The History of the Red Light Camera

By now, most people have seen a red light camera perched on top of a traffic light. If you pass an intersection with one of these when the light is red, it will take a photo of you, your car, and your license plate. Typically, an officer of the law will then review the photos to see if a traffic citation is necessary. 

In this article, we tell you a little about the history of the red light camera, why we have them, and how to avoid a ticket.

A Short History of the Red Light Camera

Red Light Camera

This wave of automatic law enforcement is far from a new thing. In 1993, New York passed the first red light camera bill. In 1994, they launched the first red light camera program.

The program was very successful in preventing crashes related to running red lights. Right angle crashes in intersections decreased by 62 percent. On top of this, there was a 76 percent decline in severe injuries from these types of crashes. This has led to a wave of red light cameras across the United States. Other countries, including Australia and the United Kingdom, began installing them as well.

Although, this has not come without some controversy.

Why We Have Them

Red light Camera

The research and literature on the subject of red light camera safety have grown much since the 1990s. The political fights on the subject of red light camera safety have grown, as well. Proponents of red light cameras tout the decreased crash rates and improved safety correlated with these programs. The people who oppose them often point to the increase in citation revenue that traffic cameras bring to the cities that install them.  Opponents argue that the money, rather than public safety, is the true motivation for their use.

There are good points on both sides. However, we aim to just point out the facts.

Facts About Red Light Cameras

Red light Camera

  • Fewer people are dying from people running red lights. There is a correlation between the number of red light cameras installed nationwide and a decrease in fatalities from red light crashes. Between 2011 and 2015, an average of  719 people died annually due to red light crashes. Compared to 2000, when fewer red light cameras were installed, 1,036 people died from red light crashes.
  • Red light cameras increase the likelihood of rear-end crashes. While the number of crashes caused by people running red lights has gone down, there is evidence that rear-end crashes have gone up. This is due to people stopping abruptly to avoid getting a ticket from a red light camera.
  • Red light cameras generate income. There are many different ways the money is distributed from citations. Usually, the fines for running a red light range between $70 and $270. This amount is divided among the state treasury, the local jurisdiction, and the camera vendor. Many red light camera opponents argue that a private company profiting from citations goes against the public interest.
  • Many studies claim most people support red light cameras. This study surveyed 3,111 people from 14 cities (populations over 200,000) using landline and cell numbers. It found that two-thirds of people supported the use of red light cameras, with 42 percent strongly supporting their use. However, when the issue of installing red light cameras is put on a ballot, the people have rejected them 90 percent of the time. 

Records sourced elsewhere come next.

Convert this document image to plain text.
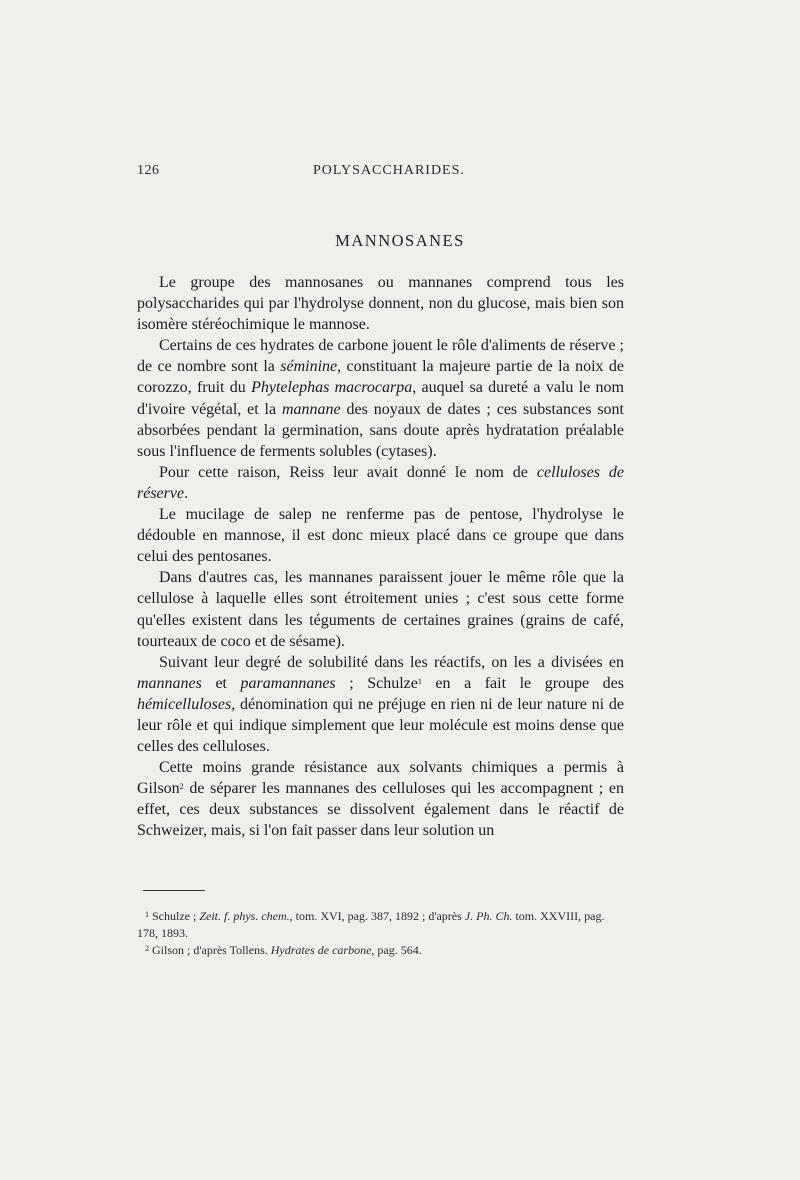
126	POLYSACCHARIDES.
MANNOSANES

Le groupe des mannosanes ou mannanes comprend tous les polysaccharides qui par l'hydrolyse donnent, non du glucose, mais bien son isomère stéréochimique le mannose.

Certains de ces hydrates de carbone jouent le rôle d'aliments de réserve ; de ce nombre sont la séminine, constituant la majeure partie de la noix de corozzo, fruit du Phytelephas macrocarpa, auquel sa dureté a valu le nom d'ivoire végétal, et la mannane des noyaux de dates ; ces substances sont absorbées pendant la germination, sans doute après hydratation préalable sous l'influence de ferments solubles (cytases).

Pour cette raison, Reiss leur avait donné le nom de celluloses de réserve.

Le mucilage de salep ne renferme pas de pentose, l'hydrolyse le dédouble en mannose, il est donc mieux placé dans ce groupe que dans celui des pentosanes.

Dans d'autres cas, les mannanes paraissent jouer le même rôle que la cellulose à laquelle elles sont étroitement unies ; c'est sous cette forme qu'elles existent dans les téguments de certaines graines (grains de café, tourteaux de coco et de sésame).

Suivant leur degré de solubilité dans les réactifs, on les a divisées en mannanes et paramannanes ; Schulze$^1$ en a fait le groupe des hémicelluloses, dénomination qui ne préjuge en rien ni de leur nature ni de leur rôle et qui indique simplement que leur molécule est moins dense que celles des celluloses.

Cette moins grande résistance aux solvants chimiques a permis à Gilson$^2$ de séparer les mannanes des celluloses qui les accompagnent ; en effet, ces deux substances se dissolvent également dans le réactif de Schweizer, mais, si l'on fait passer dans leur solution un

$^1$ Schulze ; Zeit. f. phys. chem., tom. XVI, pag. 387, 1892 ; d'après J. Ph. Ch. tom. XXVIII, pag. 178, 1893.

$^2$ Gilson ; d'après Tollens. Hydrates de carbone, pag. 564.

Red light cameras most definitely increase revenues for the state and private companies, but they are also correlated with an increase in safety. Here is one thing we can absolutely be sure of: the number of people who run red lights goes down when more red light cameras are installed.

How to Avoid a Red Light Ticket

We don’t have many recommendations if you have already received a ticket. Of course, there are many articles out there with advice about how to get out of red light tickets. We want to make sure you just never get a ticket in the first place.

Understand the traffic laws of your local jurisdiction (especially for “right on red” laws). Some places completely outlaw right on red while others allow it. Some require you to completely stop before a right on red while other jurisdictions only require caution. Depending on the laws, it could be the difference between getting a ticket in your mailbox or not. A safe bet is to always come to a complete stop before turning right on red. Doing so will also give you time to check for a sign saying you cannot turn there.

Stop at a safe distance before an intersection and drive with caution every time you approach one. The stop line is usually painted before the end of the sidewalk.


If you pass the stop line while the light is red, the camera will take a picture. But don’t worry, just because a camera takes a picture does not automatically mean you will get a ticket. As long as you’re not blocking traffic, most places will not issue you a citation if you don’t pass through the intersection. 

Understand that the gray area of a yellow light. A yellow light means “pass through with caution if it is unsafe to stop.” It does not “mean hurry and go!” So even if you do pass the stop line before the light hits red, you can still find yourself with a ticket in the mailbox.

If you drive with caution and follow the advice above, you should never see a ticket from a red light camera in your mailbox. But if you do, you may also have more confidence that you can get it thrown out.